De Castries: "The Viets are everywhere. The situation is very grave. The combat is confused and goes on all about. I feel the end is approaching, but we will fight to the finish."

Cogny: "Well understood. You will fight to the end. It is out of the question to run up the white flag after your heroic resistance."

And:

De Castries: "I'm blowing up the installations. The ammunition dumps are already exploding. Au revoir."

Cogny: "Well, then, au revoir, mon vieux." (literally 'my old one', more commonly translated as 'my friend', 'my fellow' or the phrase 'old man' in a sense of friendship)

By nightfall, all French central positions had been captured and Dien Bien Phu had fallen.

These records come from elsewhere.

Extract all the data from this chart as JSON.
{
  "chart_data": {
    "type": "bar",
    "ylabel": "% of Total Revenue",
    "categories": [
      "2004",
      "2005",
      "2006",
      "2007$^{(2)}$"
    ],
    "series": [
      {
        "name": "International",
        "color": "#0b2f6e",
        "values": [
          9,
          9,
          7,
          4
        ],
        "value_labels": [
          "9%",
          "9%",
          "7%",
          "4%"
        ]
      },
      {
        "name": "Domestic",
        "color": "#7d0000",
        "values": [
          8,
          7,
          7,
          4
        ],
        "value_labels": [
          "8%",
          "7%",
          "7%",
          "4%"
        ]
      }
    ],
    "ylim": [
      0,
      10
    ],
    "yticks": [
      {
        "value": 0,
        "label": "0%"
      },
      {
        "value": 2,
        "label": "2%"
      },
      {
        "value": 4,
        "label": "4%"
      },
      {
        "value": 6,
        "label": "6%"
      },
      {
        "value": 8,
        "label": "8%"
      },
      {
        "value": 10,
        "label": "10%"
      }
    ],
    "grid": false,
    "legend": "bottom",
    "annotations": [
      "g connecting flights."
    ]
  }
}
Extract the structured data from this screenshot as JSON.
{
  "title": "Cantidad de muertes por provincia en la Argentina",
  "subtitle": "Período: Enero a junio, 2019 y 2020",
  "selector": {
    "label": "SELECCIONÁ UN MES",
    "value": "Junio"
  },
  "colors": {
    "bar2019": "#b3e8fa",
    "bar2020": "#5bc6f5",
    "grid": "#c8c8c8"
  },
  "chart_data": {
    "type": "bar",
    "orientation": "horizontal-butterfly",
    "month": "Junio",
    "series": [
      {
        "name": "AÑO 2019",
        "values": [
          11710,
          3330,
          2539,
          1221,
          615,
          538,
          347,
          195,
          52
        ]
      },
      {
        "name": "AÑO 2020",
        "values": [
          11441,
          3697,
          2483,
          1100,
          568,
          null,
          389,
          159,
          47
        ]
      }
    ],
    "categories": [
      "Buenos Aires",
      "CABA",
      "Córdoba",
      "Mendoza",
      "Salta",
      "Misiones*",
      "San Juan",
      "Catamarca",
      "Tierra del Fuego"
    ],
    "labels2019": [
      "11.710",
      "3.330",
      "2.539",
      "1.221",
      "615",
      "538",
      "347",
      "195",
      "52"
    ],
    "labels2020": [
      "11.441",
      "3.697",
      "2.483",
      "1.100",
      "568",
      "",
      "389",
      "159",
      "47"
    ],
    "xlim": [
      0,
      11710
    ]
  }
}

===African command and death===
After Indochina, Cogny went on to become a lieutenant general. In January 1957, an assassination attempt on General Raoul Salan in Algeria was revealed to have been executed by a former French paratrooper intending to have Salan replaced by Cogny, who nevertheless went on to become commander of French forces in Central Africa by 1963. On 11 September 1968, while flying across the Mediterranean, Cogny's Air France Sud Aviation Caravelle crashed near Nice. Cogny was killed in the crash along with 94 others.

==Command style==
Cogny is seen by historians to have had a particular style of military pomp during his time in Vietnam. Bernard B. Fall remarked that it took "a special kind of guts and dash" to fulfill Cogny's role during the conflict. As well as "Le General Vitesse", Cogny was known to his men as 'Coco the Siren' due to his use of motorcycle outriders with sirens. He was a popular commander with his men, and particularly with journalists with whom he often dealt in place of his more reclusive superiors. Cogny focused his interest on the Tonkin Delta region where his troops were stationed, calling himself "Delta Man". On 7 June 1954 Cogny was the subject of an article in Time Magazine with the title "Delta General." Despite his popularity, Cogny was said to be "sensitive to criticism" and had a tendency to "brood on real or imagined injuries." He is criticsed by Roy as having focused overly on blaming Navarre for defeat in Indochina rather than working on a solution.